In wildness is the preservation of the world.
- Henry David Thoreau

Wilderness is not a luxury but a necessity of the human spirit.
- Edward Abbey

One of the many dramatic oxbows cut by the action of the mighty Gila over ages.

After the climb from Gila Hot Springs to the overlook at Copperas Peak - 2,500 ft of climbing in only 7 miles! With 60 lbs of camping gear and food lashed to my bike, slogging up this climb during the mid-day peak of the psychadelic New Mexico sun redefined for me the concept of "relentless"!

I spent plenty of time exploring the Gila - looking for, and finding, hot springs, looking for, and not finding, arrowheads, surveying flood damage, identifying plant species here and there, rockhounding, etc.

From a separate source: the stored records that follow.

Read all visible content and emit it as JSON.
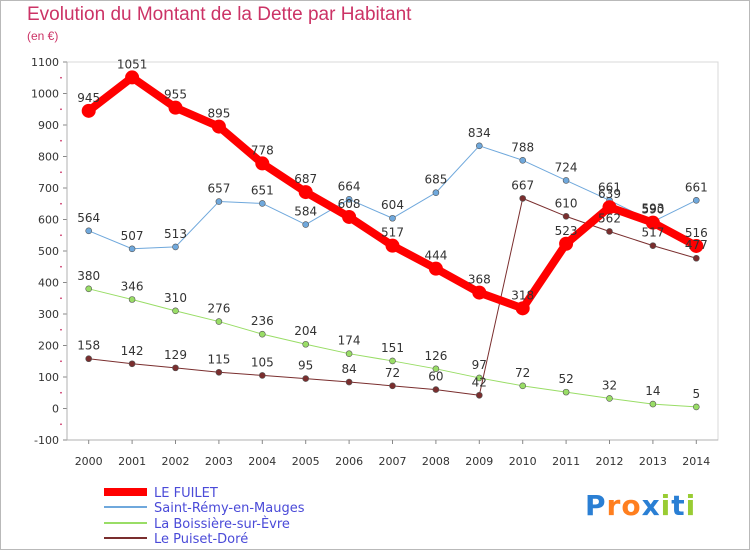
{
  "chart_data": {
    "type": "line",
    "title": "Evolution du Montant de la Dette par Habitant",
    "subtitle": "(en €)",
    "xlabel": "",
    "ylabel": "",
    "ylim": [
      -100,
      1100
    ],
    "yticks": [
      -100,
      0,
      100,
      200,
      300,
      400,
      500,
      600,
      700,
      800,
      900,
      1000,
      1100
    ],
    "categories": [
      "2000",
      "2001",
      "2002",
      "2003",
      "2004",
      "2005",
      "2006",
      "2007",
      "2008",
      "2009",
      "2010",
      "2011",
      "2012",
      "2013",
      "2014"
    ],
    "series": [
      {
        "name": "LE FUILET",
        "color": "#ff0000",
        "width": 8,
        "marker": 7,
        "values": [
          945,
          1051,
          955,
          895,
          778,
          687,
          608,
          517,
          444,
          368,
          318,
          523,
          639,
          590,
          516
        ]
      },
      {
        "name": "Saint-Rémy-en-Mauges",
        "color": "#6fa8dc",
        "width": 1,
        "marker": 3,
        "values": [
          564,
          507,
          513,
          657,
          651,
          584,
          664,
          604,
          685,
          834,
          788,
          724,
          661,
          593,
          661
        ]
      },
      {
        "name": "La Boissière-sur-Èvre",
        "color": "#99dd66",
        "width": 1,
        "marker": 3,
        "values": [
          380,
          346,
          310,
          276,
          236,
          204,
          174,
          151,
          126,
          97,
          72,
          52,
          32,
          14,
          5
        ]
      },
      {
        "name": "Le Puiset-Doré",
        "color": "#7a2e2e",
        "width": 1,
        "marker": 3,
        "values": [
          158,
          142,
          129,
          115,
          105,
          95,
          84,
          72,
          60,
          42,
          667,
          610,
          562,
          517,
          477
        ]
      }
    ],
    "legend_position": "bottom-left"
  },
  "logo_text": "Proxiti"
}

Moonlit cholla cacti (Opuntia spp.) - living specimens and skeletons of dead chollas.

Cholla fruits.

Red yucca (Hesperaloe parviflora).

Thin-leafed yucca (Yucca glauca); its many uses by the Pueblo Indians of the region include making soap from its root, hence its common name "soapweed."

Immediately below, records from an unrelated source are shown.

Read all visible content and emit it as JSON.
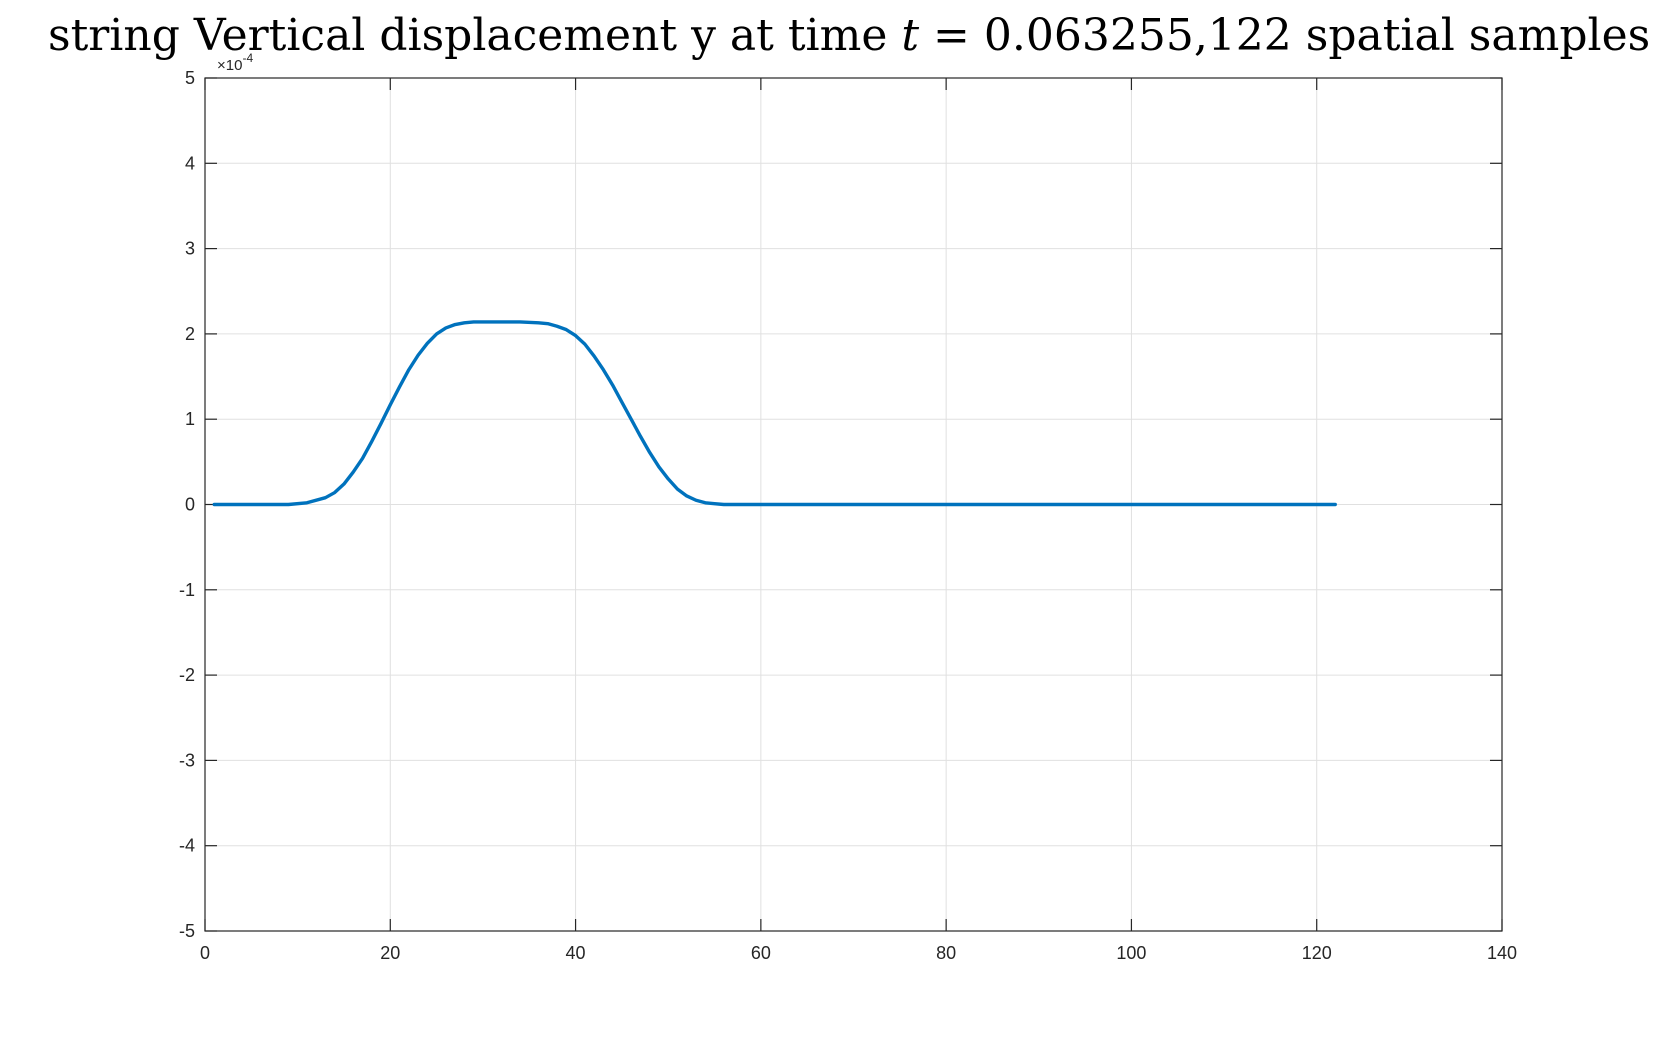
{
  "chart_data": {
    "type": "line",
    "title_prefix": "string Vertical displacement y at time ",
    "title_var": "t",
    "title_suffix": " = 0.063255,122 spatial samples",
    "xlabel": "",
    "ylabel": "",
    "xlim": [
      0,
      140
    ],
    "ylim": [
      -5,
      5
    ],
    "x_ticks": [
      0,
      20,
      40,
      60,
      80,
      100,
      120,
      140
    ],
    "y_ticks": [
      -5,
      -4,
      -3,
      -2,
      -1,
      0,
      1,
      2,
      3,
      4,
      5
    ],
    "y_exponent_label": "×10",
    "y_exponent_power": "-4",
    "grid": true,
    "line_color": "#0072BD",
    "series": [
      {
        "x": [
          1,
          5,
          9,
          11,
          13,
          14,
          15,
          16,
          17,
          18,
          19,
          20,
          21,
          22,
          23,
          24,
          25,
          26,
          27,
          28,
          29,
          30,
          32,
          34,
          36,
          37,
          38,
          39,
          40,
          41,
          42,
          43,
          44,
          45,
          46,
          47,
          48,
          49,
          50,
          51,
          52,
          53,
          54,
          55,
          56,
          58,
          60,
          80,
          100,
          122
        ],
        "y": [
          0,
          0,
          0,
          0.02,
          0.08,
          0.14,
          0.24,
          0.38,
          0.54,
          0.74,
          0.95,
          1.17,
          1.38,
          1.58,
          1.75,
          1.89,
          2.0,
          2.07,
          2.11,
          2.13,
          2.14,
          2.14,
          2.14,
          2.14,
          2.13,
          2.12,
          2.09,
          2.05,
          1.98,
          1.88,
          1.74,
          1.58,
          1.4,
          1.2,
          1.0,
          0.8,
          0.61,
          0.44,
          0.3,
          0.18,
          0.1,
          0.05,
          0.02,
          0.01,
          0,
          0,
          0,
          0,
          0,
          0
        ]
      }
    ]
  }
}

Any idea what this is? The brilliantly textured and colored bark of Pinus ponderosa, up close and personal.

The claw of a great horned owl. This venerable creature seemed to have died in the air and dropped right out of the sky - cause of death unknown.

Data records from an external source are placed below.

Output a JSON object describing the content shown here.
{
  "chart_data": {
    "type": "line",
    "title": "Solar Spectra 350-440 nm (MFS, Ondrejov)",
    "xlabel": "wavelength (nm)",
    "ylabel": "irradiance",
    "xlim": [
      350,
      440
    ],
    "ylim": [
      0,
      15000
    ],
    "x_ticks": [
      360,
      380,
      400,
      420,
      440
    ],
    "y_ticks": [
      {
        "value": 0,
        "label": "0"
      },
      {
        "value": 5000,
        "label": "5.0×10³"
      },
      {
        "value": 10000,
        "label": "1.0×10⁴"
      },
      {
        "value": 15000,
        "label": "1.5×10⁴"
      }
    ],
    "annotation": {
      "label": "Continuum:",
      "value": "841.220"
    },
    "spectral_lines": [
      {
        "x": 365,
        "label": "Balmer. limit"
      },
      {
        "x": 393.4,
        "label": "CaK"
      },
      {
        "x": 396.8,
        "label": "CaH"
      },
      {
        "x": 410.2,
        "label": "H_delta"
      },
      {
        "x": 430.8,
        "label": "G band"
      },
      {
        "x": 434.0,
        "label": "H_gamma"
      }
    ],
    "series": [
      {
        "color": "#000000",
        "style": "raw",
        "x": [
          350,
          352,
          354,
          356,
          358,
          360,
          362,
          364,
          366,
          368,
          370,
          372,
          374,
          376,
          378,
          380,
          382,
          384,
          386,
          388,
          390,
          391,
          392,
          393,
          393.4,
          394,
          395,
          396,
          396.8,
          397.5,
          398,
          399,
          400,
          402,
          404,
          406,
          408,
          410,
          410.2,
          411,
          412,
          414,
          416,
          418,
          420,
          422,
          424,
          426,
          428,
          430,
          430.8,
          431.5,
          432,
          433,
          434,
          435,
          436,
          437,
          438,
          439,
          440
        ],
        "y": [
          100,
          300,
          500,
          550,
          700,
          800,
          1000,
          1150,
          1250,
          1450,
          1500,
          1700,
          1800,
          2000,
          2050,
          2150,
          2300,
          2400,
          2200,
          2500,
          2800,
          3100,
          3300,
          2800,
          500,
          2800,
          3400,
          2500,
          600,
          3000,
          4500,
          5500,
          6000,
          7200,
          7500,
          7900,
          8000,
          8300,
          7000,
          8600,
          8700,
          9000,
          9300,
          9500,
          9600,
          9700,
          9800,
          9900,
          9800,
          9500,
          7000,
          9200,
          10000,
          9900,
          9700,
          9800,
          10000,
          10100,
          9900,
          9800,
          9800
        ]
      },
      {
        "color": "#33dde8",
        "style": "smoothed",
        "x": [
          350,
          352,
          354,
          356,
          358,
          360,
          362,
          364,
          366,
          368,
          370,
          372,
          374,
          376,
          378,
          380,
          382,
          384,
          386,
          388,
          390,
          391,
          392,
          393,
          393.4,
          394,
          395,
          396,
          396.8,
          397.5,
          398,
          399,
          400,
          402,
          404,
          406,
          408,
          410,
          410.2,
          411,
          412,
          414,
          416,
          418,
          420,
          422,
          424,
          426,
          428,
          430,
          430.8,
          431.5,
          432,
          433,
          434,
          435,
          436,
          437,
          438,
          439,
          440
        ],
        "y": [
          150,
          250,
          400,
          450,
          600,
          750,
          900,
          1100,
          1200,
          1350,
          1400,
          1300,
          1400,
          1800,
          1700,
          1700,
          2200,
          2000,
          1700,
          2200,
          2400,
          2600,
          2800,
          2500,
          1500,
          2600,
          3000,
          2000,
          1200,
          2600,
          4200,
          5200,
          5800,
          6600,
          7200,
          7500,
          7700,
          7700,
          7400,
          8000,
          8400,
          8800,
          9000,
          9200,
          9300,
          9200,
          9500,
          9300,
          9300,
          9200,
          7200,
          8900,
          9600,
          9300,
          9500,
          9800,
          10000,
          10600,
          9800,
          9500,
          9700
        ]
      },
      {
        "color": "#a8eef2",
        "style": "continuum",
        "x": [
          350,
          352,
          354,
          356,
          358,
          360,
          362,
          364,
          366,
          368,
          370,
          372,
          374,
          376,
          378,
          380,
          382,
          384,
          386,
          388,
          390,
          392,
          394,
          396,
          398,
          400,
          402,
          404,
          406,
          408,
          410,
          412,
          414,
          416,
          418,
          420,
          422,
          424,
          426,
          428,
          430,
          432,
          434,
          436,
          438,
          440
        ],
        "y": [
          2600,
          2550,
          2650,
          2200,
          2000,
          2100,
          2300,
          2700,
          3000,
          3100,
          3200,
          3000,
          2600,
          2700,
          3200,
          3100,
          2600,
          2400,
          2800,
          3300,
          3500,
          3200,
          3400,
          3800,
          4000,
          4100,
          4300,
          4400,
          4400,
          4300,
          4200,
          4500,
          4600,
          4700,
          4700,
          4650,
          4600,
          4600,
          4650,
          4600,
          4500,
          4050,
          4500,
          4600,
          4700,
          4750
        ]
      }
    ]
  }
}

A view from above the Sapillo Creek Canyon. Notice the dramatic variation in vegetation on the south facing (right) versus north facing (left) hill slopes.

I felt a deep reverence and awe among the grave sycamores, denuded by winter, that lined the floor of lower Sapillo Creek Canyon.

Cycling to the Florida Mountains, southeast of Deming, NM; road's eye view.

Something will have gone out of us as a people if we ever let the remaining wilderness be destroyed; if we permit the last virgin forests to be turned into comic books and plastic cigarette cases; if we drive the few remaining members of the wild species into zoos or to extinction; if we pollute the last clear air and dirty the last clean streams and push our paved roads through the last of the silence, so that never again will Americans be free in their own country from the noise, the exhausts, the stinks of human and automotive waste. And so that never again can we have the chance to see ourselves single, separate, vertical and individual in the world, part of the environment of trees and rocks and soil, brother to the other animals, part of the natural world and competent to belong in it. Without any remaining wilderness we are committed wholly, without chance for even momentary reflection and rest, to a headlong drive into our technological termite-life, the Brave New World of a completely man-controlled environment. We need wilderness preserved--as much of it as is still left, and as many kinds--because it was the challenge against which our character as a people was formed. The reminder and the reassurance that it is still there is good for our spiritual health even if we never once in ten years set foot in it. It is good for us when we are young, because of the incomparable sanity it can bring briefly, as vacation and rest, into our insane lives. It is important to us when we are old simply because it is there--important, that is, simply as an idea.
- Wallace Stegner, 1960

Friday, March 14, 2008

On retreat

Taking a much needed break from project work and "civilization" in camping in New Mexico's Gila Wilderness.

Will be back in action in early April, based in Raleigh, NC.

Wednesday, March 05, 2008

Aqueous Solutions 2007 Annual Report online

The 2007 Annual Report is now available for download from the Aqueous Solutions website, Resources page.